Although Baton Rouge is the state's capital city, it might not be the first place that springs to mind when thinking about Louisiana. The city of New Orleans - just a 45-minute drive away - is also famed for its rich musical heritage and finger-licking food.
But Sean insists that "everything west of New Orleans is just as important."
"You can experience everything. The capital city has a little bit of a taste of the whole state. You know, in Baton Rouge, you can see live music pretty much from Wednesday to Sunday. On the Live at Five or the Downtown Live."
"The Zydeco culture, the Creole culture, the Cajun culture in Louisiana - it influences everything we do in advertising. You'll see like the gators and the crawfish with an accordion. Or the gator and crawfish with a scrub board because we've got the music, we've got the language, we've got the culture, we've got the dance, we've got the swag."
'In Louisiana, we fry everything': Exploring Creole and Cajun cuisine
When arriving somewhere new, there’s nothing like playing along with local musicians to really help you dive into a place. But Creole and Cajun culture isn’t just about the music, it's a cuisine as well.
Dishes from both cultures dominate menus across the city. Every different plate seems to tell its own story,so Foy asked food blogger Jordan Basham for some local insight.
"I run a food blog here in Baton Rouge. It's called Wheretogeaux225," Jordan explained.
"We have fried crawfish shells, we have boudin balls, and then, of course, fried pickles. Anywhere you go in the south, there's gonna be fried pickles. You're in Louisiana, we fry everything."
"It's a big culture pot here. So everywhere you go, there's all different cultures and everybody puts their own twist to things.

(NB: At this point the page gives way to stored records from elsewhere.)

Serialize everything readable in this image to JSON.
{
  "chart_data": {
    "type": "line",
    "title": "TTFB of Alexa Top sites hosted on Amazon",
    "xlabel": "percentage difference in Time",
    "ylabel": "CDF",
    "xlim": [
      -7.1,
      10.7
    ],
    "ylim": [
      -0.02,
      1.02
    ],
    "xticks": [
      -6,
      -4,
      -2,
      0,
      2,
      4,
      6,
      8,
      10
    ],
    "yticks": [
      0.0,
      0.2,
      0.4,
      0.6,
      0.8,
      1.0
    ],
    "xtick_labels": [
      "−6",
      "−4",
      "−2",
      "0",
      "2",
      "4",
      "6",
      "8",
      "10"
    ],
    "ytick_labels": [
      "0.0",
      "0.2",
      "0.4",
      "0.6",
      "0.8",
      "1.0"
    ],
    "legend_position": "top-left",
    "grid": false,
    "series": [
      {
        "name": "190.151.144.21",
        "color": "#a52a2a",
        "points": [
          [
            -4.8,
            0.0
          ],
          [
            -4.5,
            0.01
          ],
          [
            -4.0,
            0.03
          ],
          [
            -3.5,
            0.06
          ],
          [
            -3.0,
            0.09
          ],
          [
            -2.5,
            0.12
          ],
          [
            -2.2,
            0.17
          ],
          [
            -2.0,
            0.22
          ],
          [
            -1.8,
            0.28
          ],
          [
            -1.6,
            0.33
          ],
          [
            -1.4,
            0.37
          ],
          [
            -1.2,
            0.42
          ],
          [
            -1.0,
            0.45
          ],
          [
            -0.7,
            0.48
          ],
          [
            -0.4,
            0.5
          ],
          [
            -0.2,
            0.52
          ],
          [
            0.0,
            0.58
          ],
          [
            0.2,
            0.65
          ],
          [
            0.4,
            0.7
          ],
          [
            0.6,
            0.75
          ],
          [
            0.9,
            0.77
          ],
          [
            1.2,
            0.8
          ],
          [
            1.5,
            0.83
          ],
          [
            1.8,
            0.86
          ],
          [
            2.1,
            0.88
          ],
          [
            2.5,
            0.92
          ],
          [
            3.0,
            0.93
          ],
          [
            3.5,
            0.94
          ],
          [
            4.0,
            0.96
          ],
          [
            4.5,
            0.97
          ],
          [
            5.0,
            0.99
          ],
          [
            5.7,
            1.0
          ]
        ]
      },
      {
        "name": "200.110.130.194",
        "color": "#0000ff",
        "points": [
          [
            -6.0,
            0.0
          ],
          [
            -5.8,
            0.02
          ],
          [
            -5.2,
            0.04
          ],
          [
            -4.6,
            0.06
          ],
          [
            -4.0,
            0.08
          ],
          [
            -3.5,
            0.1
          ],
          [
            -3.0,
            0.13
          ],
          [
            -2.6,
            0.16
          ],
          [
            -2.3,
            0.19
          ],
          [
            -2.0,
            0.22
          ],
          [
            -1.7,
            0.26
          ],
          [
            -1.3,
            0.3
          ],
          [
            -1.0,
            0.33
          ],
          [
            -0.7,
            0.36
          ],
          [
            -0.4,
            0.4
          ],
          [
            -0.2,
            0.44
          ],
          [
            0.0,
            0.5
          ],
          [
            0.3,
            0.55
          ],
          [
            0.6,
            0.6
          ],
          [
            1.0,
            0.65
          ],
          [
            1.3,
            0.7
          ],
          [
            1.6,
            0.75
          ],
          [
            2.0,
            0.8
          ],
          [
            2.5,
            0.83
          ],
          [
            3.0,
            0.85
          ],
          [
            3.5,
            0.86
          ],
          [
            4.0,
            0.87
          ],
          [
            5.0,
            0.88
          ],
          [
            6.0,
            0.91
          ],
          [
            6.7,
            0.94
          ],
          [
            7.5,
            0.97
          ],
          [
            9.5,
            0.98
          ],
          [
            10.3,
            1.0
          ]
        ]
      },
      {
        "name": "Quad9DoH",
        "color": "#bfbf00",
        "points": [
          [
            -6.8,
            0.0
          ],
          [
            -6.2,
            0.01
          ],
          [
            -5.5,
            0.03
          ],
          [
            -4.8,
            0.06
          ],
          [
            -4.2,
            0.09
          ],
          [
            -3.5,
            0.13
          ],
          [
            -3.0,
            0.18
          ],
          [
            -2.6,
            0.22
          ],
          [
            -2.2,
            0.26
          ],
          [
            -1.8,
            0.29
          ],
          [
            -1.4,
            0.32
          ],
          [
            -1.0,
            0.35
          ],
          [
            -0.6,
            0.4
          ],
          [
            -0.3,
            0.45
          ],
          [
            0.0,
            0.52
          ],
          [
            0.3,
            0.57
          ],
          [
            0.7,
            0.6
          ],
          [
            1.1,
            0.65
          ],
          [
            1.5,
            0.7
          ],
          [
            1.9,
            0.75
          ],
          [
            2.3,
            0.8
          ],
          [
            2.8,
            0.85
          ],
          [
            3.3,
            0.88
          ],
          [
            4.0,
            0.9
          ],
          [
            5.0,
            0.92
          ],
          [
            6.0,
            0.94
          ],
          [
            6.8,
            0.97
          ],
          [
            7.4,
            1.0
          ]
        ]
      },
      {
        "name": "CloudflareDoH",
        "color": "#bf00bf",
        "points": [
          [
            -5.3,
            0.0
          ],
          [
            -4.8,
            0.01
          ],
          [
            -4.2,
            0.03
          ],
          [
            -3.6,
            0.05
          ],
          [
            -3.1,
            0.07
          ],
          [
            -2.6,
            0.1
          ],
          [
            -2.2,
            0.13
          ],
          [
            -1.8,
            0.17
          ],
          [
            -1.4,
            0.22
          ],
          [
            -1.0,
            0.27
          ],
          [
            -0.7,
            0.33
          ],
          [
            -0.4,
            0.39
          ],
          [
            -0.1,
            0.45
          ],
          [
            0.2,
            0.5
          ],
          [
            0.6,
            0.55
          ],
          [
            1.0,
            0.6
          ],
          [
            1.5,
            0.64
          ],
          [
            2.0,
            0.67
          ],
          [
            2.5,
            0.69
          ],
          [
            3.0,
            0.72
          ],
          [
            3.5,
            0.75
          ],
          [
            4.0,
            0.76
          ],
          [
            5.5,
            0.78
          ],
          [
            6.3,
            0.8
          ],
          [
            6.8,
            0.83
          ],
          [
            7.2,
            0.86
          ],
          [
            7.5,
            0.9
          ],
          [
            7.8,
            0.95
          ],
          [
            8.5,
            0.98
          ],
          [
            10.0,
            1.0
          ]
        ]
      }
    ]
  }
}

Jordan tells Foy that in Baton Rouge, food and music go hand in hand.
"If you’re in the backyard grilling some burgers or having crawfish there's always gonna be music playing. If you're out in the restaurants, having a beer, music playing, you have to have music playing here."
After some delicious lunch, there is nowhere better to take in the sights of Baton Rouge than at the top of the Louisiana State Capitol building, the tallest Capitol building in the country.
After a quick history lesson inside the Capitol Park Museum, it was time to explore some Cajun history myself.
Baton Rouge's freshwater crawfish
Back in the 18th century, crawfish were eaten mostly out of necessity. But after centuries of perfecting, crawfish have now become a staple of Baton Rouge cuisine found all over the city.
French Cajun musician, Jesse Brown invited Foy to his house for a backyard boil.
"If you're in the city of Baton Rouge, you can find crawfish that were caught, that day, That's common. And you can get your crawfish fresh," said Jesse.
"It really is a Louisiana thing, it's very, very unique. This is the only freshwater crawfish like this in the world. If you have a hundred different people boiling crawfish, there are 100 different ways so everybody's got their little special things that they do and they all do it to try to make theirs a little bit more special than everybody else.
"People describe Baton Rouge as the sister city for New Orleans so from a size standpoint. Really, both cities are about the same. Baton Rouge has a very different flavour. It's common afterwards for people to pull out a guitar, accordion, a fiddle, dance a little bit, play some music and just generally pass a good time."
It’s great to be able to tie together the sounds and flavours of Creole and Cajun culture. But you don't need a private invite to experience music like this as local bands like Jessie's play all over town.
Modern city life is surrounded by conservation areas and parks. The world-famous Mississippi River runs alongside the tallest Capitol building in the country.
Baton Rouge is a multi-ethnic historical mish-mash of cultures from around the world. And yet everything seems to co-exist here so beautifully. Great music, great food and great conversation. As they say here, Baton Rouge knows how to pass a good time.